By using components, you can create your applications faster as you do not have to start from scratch. You can use the best component for the job and combine these different components using AppComposer. Components that are proven have fewer bugs and can be deployed faster. The best part is that once a component is written it can be used in other applications over and over again.

Can I use AppComposer with EJBs?

Yes. The Enterprise Suite has features that make it much easier to use and create EJBs, but you can still use them in AppComposer without the Enterprise Suite. You will need to install an EJB container (such as JBoss) and deploy your EJBs manually to this server. You will then need to access the EJBs from AppComposer. The two most common ways to do this are to import the home and remote interface classes for your EJBs into AppComposer, or (preferably) create a JavaBean that includes the home and remote interface (the Enterprise Suite does this for you, and also deploys the EJB).

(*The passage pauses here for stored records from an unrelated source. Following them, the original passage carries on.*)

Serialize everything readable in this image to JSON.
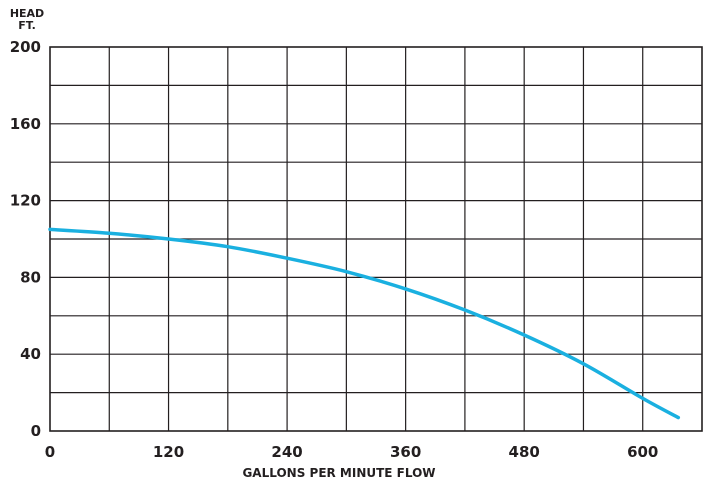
{
  "chart_data": {
    "type": "line",
    "title": "",
    "ylabel_lines": [
      "HEAD",
      "FT."
    ],
    "xlabel": "GALLONS PER MINUTE FLOW",
    "xlim": [
      0,
      660
    ],
    "ylim": [
      0,
      200
    ],
    "x_ticks": [
      0,
      120,
      240,
      360,
      480,
      600
    ],
    "y_ticks": [
      0,
      40,
      80,
      120,
      160,
      200
    ],
    "grid": true,
    "grid_x_step": 60,
    "grid_y_step": 20,
    "series": [
      {
        "color": "#1ab0e0",
        "x": [
          0,
          60,
          120,
          180,
          240,
          300,
          360,
          420,
          480,
          540,
          600,
          636
        ],
        "y": [
          105,
          103,
          100,
          96,
          90,
          83,
          74,
          63,
          50,
          35,
          17,
          7
        ]
      }
    ]
  }
}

The Enterprise Suite also includes features to allow you to build new EJBs in AppComposer itself. Without the Enterprise Suite, you should use a normal Java IDE to create your EJBs.

Can I use AppComposer with Web services?

Of course. Again, the Enterprise Suite has features that make it easier to use Web services, but you can still use them in AppComposer without the Enterprise Suite. You will need to either create a Java class or a JavaBean to access the Web service (the Enterprise Suite does this automatically from a WSDL file for the Web service).

Can I use AppComposer with relational databases without licensing the DigiSlice SQL components?

Yes. If you know SQL and JDBC, it is as easy to access a relational database from AppComposer as you would from any Java program. The main benefit of the SQL beans is that they build SQL statements for you automatically, using a visual interface. This is functionality will be familiar to people who have used commercial products like Sybase's PowerBuilder. The SQL components also present a component interface that makes it much easier to access data from an SQL query.

The whole point of components is that they make it faster and easier to build your application, rather than writing that functionality yourself. The power of AppComposer is that you can create any Java program in AppComposer, whether you have components or not. Of course, components will make your life easier, but if you don't have the needed components, or don't want to pay for them, you can always write them yourself. AppComposer has a unique feature that allows you to write scripts directly in Java, so you can always create any functionality you want, or access any Java library, component, or service you want, without programming using a Java IDE.

The choice is yours. You can use the DigiSlice SQL components and license them (or purchase the Enterprise Suite, which includes an unlimited deployment license). Or you can purchase SQL components from someone else. Or you can write some yourself. Or you can not use a component at all, and just access JDBC from a script inside your AppComposer application.

To what platforms can AppComposer applications be deployed?

AppComposer generates standard .war files which can be deployed to any J2EE compliant AppServer such as BEA Weblogic, IBM WebSphere or JBoss among many others.

If you are not using enterprise features like EJB, then you can deploy servlets generated by AppComposer onto any standard Java servlet engine, such as Tomcat (and many others).

AppComposer can also generate client-side applications, which can run on any platform that supports Java. We would love to hear from people who run AppComposer generated applications on unusual platforms, including PDAs, mobile phones, or even just unusual operating systems.

Finally, AppComposer can even generate Java applets, that can run in any Java-enabled Web browser. Note that if you want to build applets, you will need to take various browser incompatibilities and security issues into account.

What Databases can AppComposer connect to?

AppComposer can connect to any database that has a JDBC connector available for it. Currently these include virtually all databases, including Oracle DB, IBM DB2, Informix, MS SQL Server, MySQL, Hypersonic (HSQL), and many others.